Stochastic parametrisations in weather and climate

Judith Berner

NCAR, USA

As we heard in a toast by Martin Miller at the “ECMWF Symposium on Ensemble Forecasting for Prof. Tim Palmer” in Reading on December 5, 2022, some key scientific ideas are generated in airport launches due to delayed flights. According to this toast this was how the idea for the ground-breaking paper on “Stochastic representation of model uncertainties in the ECMWF ensemble prediction system” by Tim Palmer and his colleagues Roberto Buizza and Martin Miller was conceived (Buizza et al., 1999).

In the 1990s, the atmospheric sciences embraced stochastic methods. Penland and Sardeshmukh published their work on linear inverse modeling and how interactions between non-normal modes can result in temporary energy growth (Penland and Sardeshmukh, 1995).

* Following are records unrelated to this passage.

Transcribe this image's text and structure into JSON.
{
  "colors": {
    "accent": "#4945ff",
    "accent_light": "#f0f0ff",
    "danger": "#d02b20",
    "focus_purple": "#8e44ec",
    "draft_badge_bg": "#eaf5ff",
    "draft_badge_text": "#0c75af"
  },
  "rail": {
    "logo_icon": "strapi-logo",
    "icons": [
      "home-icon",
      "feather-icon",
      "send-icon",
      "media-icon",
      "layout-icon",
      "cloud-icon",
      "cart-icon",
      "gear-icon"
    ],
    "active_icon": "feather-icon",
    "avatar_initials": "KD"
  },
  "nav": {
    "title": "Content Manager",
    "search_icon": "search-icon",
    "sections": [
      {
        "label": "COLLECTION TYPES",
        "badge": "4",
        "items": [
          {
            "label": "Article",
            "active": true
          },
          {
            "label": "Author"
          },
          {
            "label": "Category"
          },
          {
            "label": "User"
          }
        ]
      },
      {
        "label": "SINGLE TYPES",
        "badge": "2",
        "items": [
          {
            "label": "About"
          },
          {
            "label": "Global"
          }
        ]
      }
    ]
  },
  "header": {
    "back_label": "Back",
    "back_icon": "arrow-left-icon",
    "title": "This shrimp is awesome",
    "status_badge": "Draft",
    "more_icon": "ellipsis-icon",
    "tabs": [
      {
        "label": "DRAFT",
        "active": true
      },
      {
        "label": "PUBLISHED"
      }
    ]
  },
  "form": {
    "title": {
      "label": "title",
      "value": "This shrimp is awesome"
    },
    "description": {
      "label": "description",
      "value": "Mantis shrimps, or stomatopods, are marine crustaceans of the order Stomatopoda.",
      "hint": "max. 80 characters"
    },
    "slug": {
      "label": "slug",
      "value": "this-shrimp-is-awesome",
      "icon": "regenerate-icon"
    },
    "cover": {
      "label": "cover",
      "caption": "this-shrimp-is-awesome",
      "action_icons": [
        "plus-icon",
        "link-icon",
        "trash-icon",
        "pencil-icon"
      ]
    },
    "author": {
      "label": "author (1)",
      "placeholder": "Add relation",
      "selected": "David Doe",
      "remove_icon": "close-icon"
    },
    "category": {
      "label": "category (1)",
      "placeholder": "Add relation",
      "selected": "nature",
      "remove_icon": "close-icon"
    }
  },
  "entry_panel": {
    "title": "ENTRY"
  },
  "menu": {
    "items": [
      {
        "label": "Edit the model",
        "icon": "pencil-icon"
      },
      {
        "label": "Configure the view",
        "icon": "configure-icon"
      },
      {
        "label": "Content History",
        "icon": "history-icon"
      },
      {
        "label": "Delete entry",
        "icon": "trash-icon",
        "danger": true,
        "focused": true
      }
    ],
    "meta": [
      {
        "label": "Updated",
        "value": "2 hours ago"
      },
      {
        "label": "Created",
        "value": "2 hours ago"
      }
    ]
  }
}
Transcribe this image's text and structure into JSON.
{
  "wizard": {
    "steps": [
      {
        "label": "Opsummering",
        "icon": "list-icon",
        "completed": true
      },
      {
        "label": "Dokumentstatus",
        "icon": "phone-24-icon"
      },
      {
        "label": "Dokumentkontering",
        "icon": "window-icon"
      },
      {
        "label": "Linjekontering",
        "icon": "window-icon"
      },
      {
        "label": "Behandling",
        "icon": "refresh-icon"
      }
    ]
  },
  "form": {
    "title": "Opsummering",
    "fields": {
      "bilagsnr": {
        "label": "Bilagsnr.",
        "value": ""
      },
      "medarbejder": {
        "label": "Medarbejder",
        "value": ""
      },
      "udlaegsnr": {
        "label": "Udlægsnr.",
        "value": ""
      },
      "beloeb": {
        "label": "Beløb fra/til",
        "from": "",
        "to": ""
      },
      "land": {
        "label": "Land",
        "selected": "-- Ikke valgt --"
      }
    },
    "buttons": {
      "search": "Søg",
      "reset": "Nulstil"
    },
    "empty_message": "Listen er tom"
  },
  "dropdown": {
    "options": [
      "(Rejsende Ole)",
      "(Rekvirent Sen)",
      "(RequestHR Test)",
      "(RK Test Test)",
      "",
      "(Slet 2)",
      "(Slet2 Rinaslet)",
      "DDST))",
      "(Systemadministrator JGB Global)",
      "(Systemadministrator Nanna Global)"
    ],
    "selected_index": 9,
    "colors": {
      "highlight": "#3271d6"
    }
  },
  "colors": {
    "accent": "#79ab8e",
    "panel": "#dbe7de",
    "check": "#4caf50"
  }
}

Work by Frank Selten showed that the 3rd EOF of the Lorenz 63 system can be replaced with a stochastic process without the loss of its characteristic regime behavior (Palmer, 2001). This is an example how stochastic processes can increase the dimensionality of a dynamical system and counteract the shortcomings of truncation.

Subsequent work by Tim and colleagues showed that stochastic parameterizations work best when non-locality via spatial and temporal correlations is introduced (Palmer, 2001). This can be done via cellular automata (e.g. Shutts, 2005) or a spectral pattern generator (Berner et al., 2009). Such spatial and temporal correlations are motivated by the aim to represent mesoscale organization in coarse-resolution models.

In the following decade various stochastic schemes were implemented at a number of operational and academic centers. The most popular schemes were the “stochastically perturbed physics tendency scheme” (SPPT, Palmer et al., 2009), the stochastic kinetic-energy backscatter algorithm” (SKEBS, Shutts et al., 2005) and the “stochastically perturbed parameter scheme” (SPP, Ollinaho et al., 2017).

Besides improving forecast skill by increasing reliability, stochastic schemes have shown to improve blocking (Jung et al., 2005), systematic errors in climate (Weisheimer et al., 2014, Berner et al., 2017) and climate sensitivity (Strommen et al., 2019).

As we are entering the era of global cloud-permitting weather models, the field of stochastic parameterizations is evolving but will likely stay as a way to represent unresolved and unrepresented subgrid-scale uncertainty.